« Le meilleur vice-président qu’on ait eu »

Un nichoir à oiseaux en hommage à Joe Biden installé dans un parc de Wilmington, dans le Delaware, a été enlevé, car considéré comme trop partisan par les républicains. Signe d’un pays polarisé, estime l’artiste qui l’a créé.

Photo : Yona Helaoua

À Wilmington, tout le monde connaît Joe Biden. Cette ville de 70 000 habitants du Delaware, dans l’est des États-Unis, est le fief politique du candidat démocrate à la présidentielle. Il y a été sénateur de 1973 à 2009. Et si beaucoup le soutiennent, il a aussi ses détracteurs. À la fin de cet été, une polémique locale a illustré ces divisions.

Un artiste de 68 ans, Tom Burke, a installé dans un parc un nichoir à oiseaux représentant d’un côté la gare de Wilmington, qui porte le nom de Joe Biden, et de l’autre, la Maison-Blanche.
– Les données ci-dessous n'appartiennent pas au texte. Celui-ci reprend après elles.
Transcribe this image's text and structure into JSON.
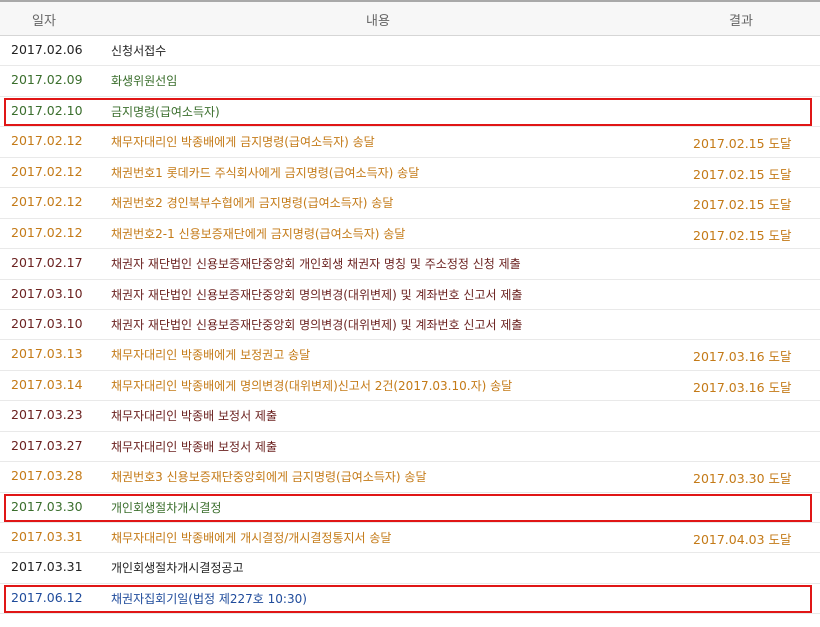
{
  "header": {
    "date": "일자",
    "content": "내용",
    "result": "결과"
  },
  "colors": {
    "black": "#222222",
    "green": "#3a6e2c",
    "orange": "#c47a17",
    "maroon": "#6b2220",
    "blue": "#1f4b9b",
    "highlight_border": "#e01616"
  },
  "rows": [
    {
      "date": "2017.02.06",
      "content": "신청서접수",
      "result": "",
      "color": "black",
      "highlighted": false
    },
    {
      "date": "2017.02.09",
      "content": "화생위원선임",
      "result": "",
      "color": "green",
      "highlighted": false
    },
    {
      "date": "2017.02.10",
      "content": "금지명령(급여소득자)",
      "result": "",
      "color": "green",
      "highlighted": true
    },
    {
      "date": "2017.02.12",
      "content": "채무자대리인 박종배에게 금지명령(급여소득자) 송달",
      "result": "2017.02.15 도달",
      "color": "orange",
      "highlighted": false
    },
    {
      "date": "2017.02.12",
      "content": "채권번호1 롯데카드 주식회사에게 금지명령(급여소득자) 송달",
      "result": "2017.02.15 도달",
      "color": "orange",
      "highlighted": false
    },
    {
      "date": "2017.02.12",
      "content": "채권번호2 경인북부수협에게 금지명령(급여소득자) 송달",
      "result": "2017.02.15 도달",
      "color": "orange",
      "highlighted": false
    },
    {
      "date": "2017.02.12",
      "content": "채권번호2-1 신용보증재단에게 금지명령(급여소득자) 송달",
      "result": "2017.02.15 도달",
      "color": "orange",
      "highlighted": false
    },
    {
      "date": "2017.02.17",
      "content": "채권자 재단법인 신용보증재단중앙회 개인회생 채권자 명칭 및 주소정정 신청 제출",
      "result": "",
      "color": "maroon",
      "highlighted": false
    },
    {
      "date": "2017.03.10",
      "content": "채권자 재단법인 신용보증재단중앙회 명의변경(대위변제) 및 계좌번호 신고서 제출",
      "result": "",
      "color": "maroon",
      "highlighted": false
    },
    {
      "date": "2017.03.10",
      "content": "채권자 재단법인 신용보증재단중앙회 명의변경(대위변제) 및 계좌번호 신고서 제출",
      "result": "",
      "color": "maroon",
      "highlighted": false
    },
    {
      "date": "2017.03.13",
      "content": "채무자대리인 박종배에게 보정권고 송달",
      "result": "2017.03.16 도달",
      "color": "orange",
      "highlighted": false
    },
    {
      "date": "2017.03.14",
      "content": "채무자대리인 박종배에게 명의변경(대위변제)신고서 2건(2017.03.10.자) 송달",
      "result": "2017.03.16 도달",
      "color": "orange",
      "highlighted": false
    },
    {
      "date": "2017.03.23",
      "content": "채무자대리인 박종배 보정서 제출",
      "result": "",
      "color": "maroon",
      "highlighted": false
    },
    {
      "date": "2017.03.27",
      "content": "채무자대리인 박종배 보정서 제출",
      "result": "",
      "color": "maroon",
      "highlighted": false
    },
    {
      "date": "2017.03.28",
      "content": "채권번호3 신용보증재단중앙회에게 금지명령(급여소득자) 송달",
      "result": "2017.03.30 도달",
      "color": "orange",
      "highlighted": false
    },
    {
      "date": "2017.03.30",
      "content": "개인회생절차개시결정",
      "result": "",
      "color": "green",
      "highlighted": true
    },
    {
      "date": "2017.03.31",
      "content": "채무자대리인 박종배에게 개시결정/개시결정통지서 송달",
      "result": "2017.04.03 도달",
      "color": "orange",
      "highlighted": false
    },
    {
      "date": "2017.03.31",
      "content": "개인회생절차개시결정공고",
      "result": "",
      "color": "black",
      "highlighted": false
    },
    {
      "date": "2017.06.12",
      "content": "채권자집회기일(법정 제227호 10:30)",
      "result": "",
      "color": "blue",
      "highlighted": true
    }
  ]
}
Tout un symbole : après la mort de sa première femme et de sa petite fille dans un accident de voiture en décembre 1972, le sénateur fraîchement élu « a pris le train chaque jour entre Washington et Wilmington pour pouvoir être à la maison le soir et border ses deux fils au lit, raconte Tom Burke. Cela montre que c’est un bon père, une bonne personne ».
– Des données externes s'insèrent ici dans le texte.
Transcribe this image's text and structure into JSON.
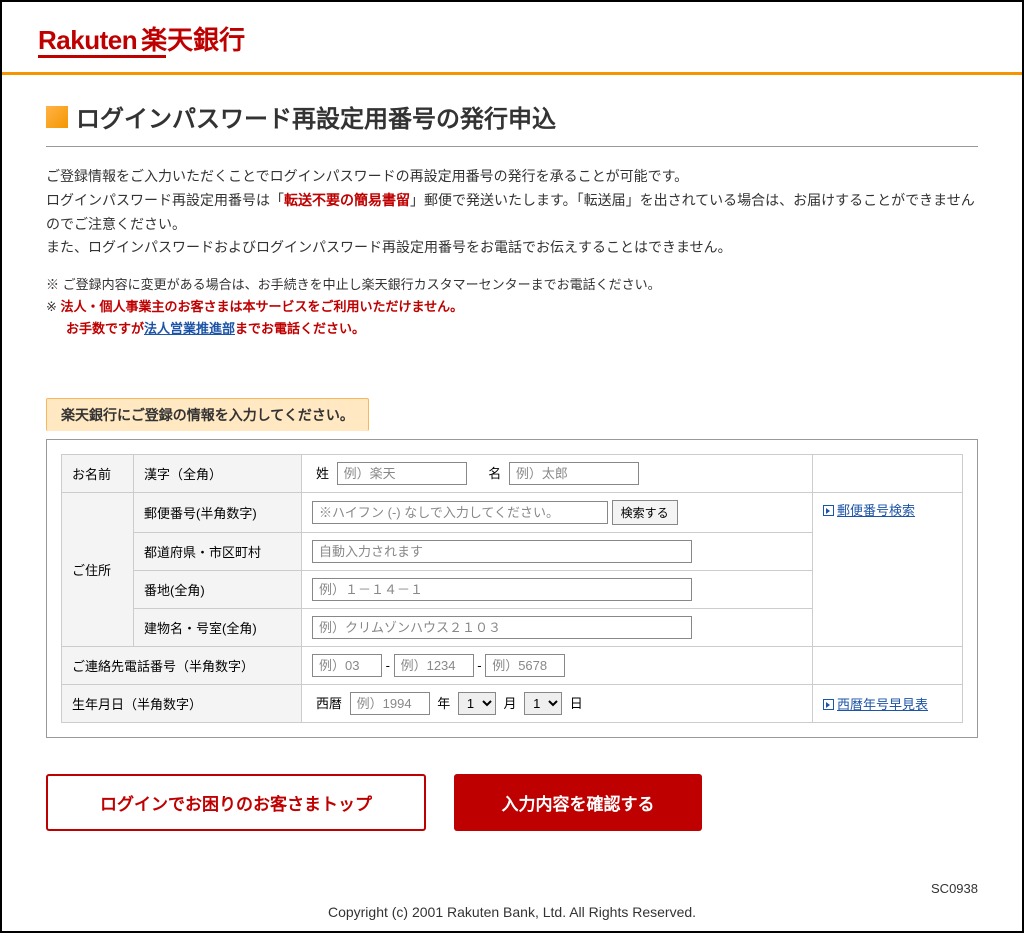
{
  "logo": {
    "brand": "Rakuten",
    "bank": "楽天銀行"
  },
  "page_title": "ログインパスワード再設定用番号の発行申込",
  "intro": {
    "line1": "ご登録情報をご入力いただくことでログインパスワードの再設定用番号の発行を承ることが可能です。",
    "line2a": "ログインパスワード再設定用番号は「",
    "line2red": "転送不要の簡易書留",
    "line2b": "」郵便で発送いたします。「転送届」を出されている場合は、お届けすることができませんのでご注意ください。",
    "line3": "また、ログインパスワードおよびログインパスワード再設定用番号をお電話でお伝えすることはできません。"
  },
  "notes": {
    "n1": "※ ご登録内容に変更がある場合は、お手続きを中止し楽天銀行カスタマーセンターまでお電話ください。",
    "n2prefix": "※ ",
    "n2red": "法人・個人事業主のお客さまは本サービスをご利用いただけません。",
    "n3a": "お手数ですが",
    "n3link": "法人営業推進部",
    "n3b": "までお電話ください。"
  },
  "form_section_label": "楽天銀行にご登録の情報を入力してください。",
  "form": {
    "name": {
      "group": "お名前",
      "label": "漢字（全角）",
      "sei_label": "姓",
      "sei_ph": "例）楽天",
      "mei_label": "名",
      "mei_ph": "例）太郎"
    },
    "address": {
      "group": "ご住所",
      "zip_label": "郵便番号(半角数字)",
      "zip_ph": "※ハイフン (-) なしで入力してください。",
      "search_btn": "検索する",
      "pref_label": "都道府県・市区町村",
      "pref_ph": "自動入力されます",
      "street_label": "番地(全角)",
      "street_ph": "例）１－１４－１",
      "bldg_label": "建物名・号室(全角)",
      "bldg_ph": "例）クリムゾンハウス２１０３",
      "side_link": "郵便番号検索"
    },
    "phone": {
      "label": "ご連絡先電話番号（半角数字）",
      "p1_ph": "例）03",
      "p2_ph": "例）1234",
      "p3_ph": "例）5678",
      "dash": "-"
    },
    "dob": {
      "label": "生年月日（半角数字）",
      "era": "西暦",
      "year_ph": "例）1994",
      "year_suffix": "年",
      "month_val": "1",
      "month_suffix": "月",
      "day_val": "1",
      "day_suffix": "日",
      "side_link": "西暦年号早見表"
    }
  },
  "buttons": {
    "back": "ログインでお困りのお客さまトップ",
    "confirm": "入力内容を確認する"
  },
  "footer_code": "SC0938",
  "copyright": "Copyright (c) 2001 Rakuten Bank, Ltd. All Rights Reserved."
}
L’artiste estime que Joe Bien est « le meilleur vice-président qu’on ait eu », et « un homme honnête et décent ». Alors sur son nichoir à oiseaux, il a ajouté des pancartes « En route avec Biden » et « Ce train se dirige vers la gloire ». Le journal local en a fait sa une. « Cela n’a pas plu au Parti républicain, qui s’est plaint auprès des propriétaires du terrain, et le nichoir a été enlevé », regrette Tom Burke, « surpris par l’ampleur » de la polémique. C’est le signe selon lui que « le pays est divisé ».

« C’est juste un nichoir à oiseaux ! » soupire-t-il dans le garage où il a installé son atelier.

Respect

Le sexagénaire estime qu’il ne faisait que rendre hommage à la relation solide entre Wilmington et Joe Biden. « Quand on se promène en ville, on le croise au supermarché, au restaurant… Moi, je l’ai rencontré plusieurs fois lors de cocktails », se souvient Tom Burke.

L’artiste évoque aussi le deuxième deuil de Joe Biden, celui de son fils Beau, mort d’un cancer en 2015 : « La ville a organisé des funérailles grandioses pour lui, j’y étais. Tout le monde s’est rassemblé. Il y avait des milliers de personnes autour de l’église, beaucoup de respect. » Selon Tom Burke, Joe Biden « a vécu son deuil en public de manière très digne. Cela fait partie de lui maintenant, et de l’Amérique ».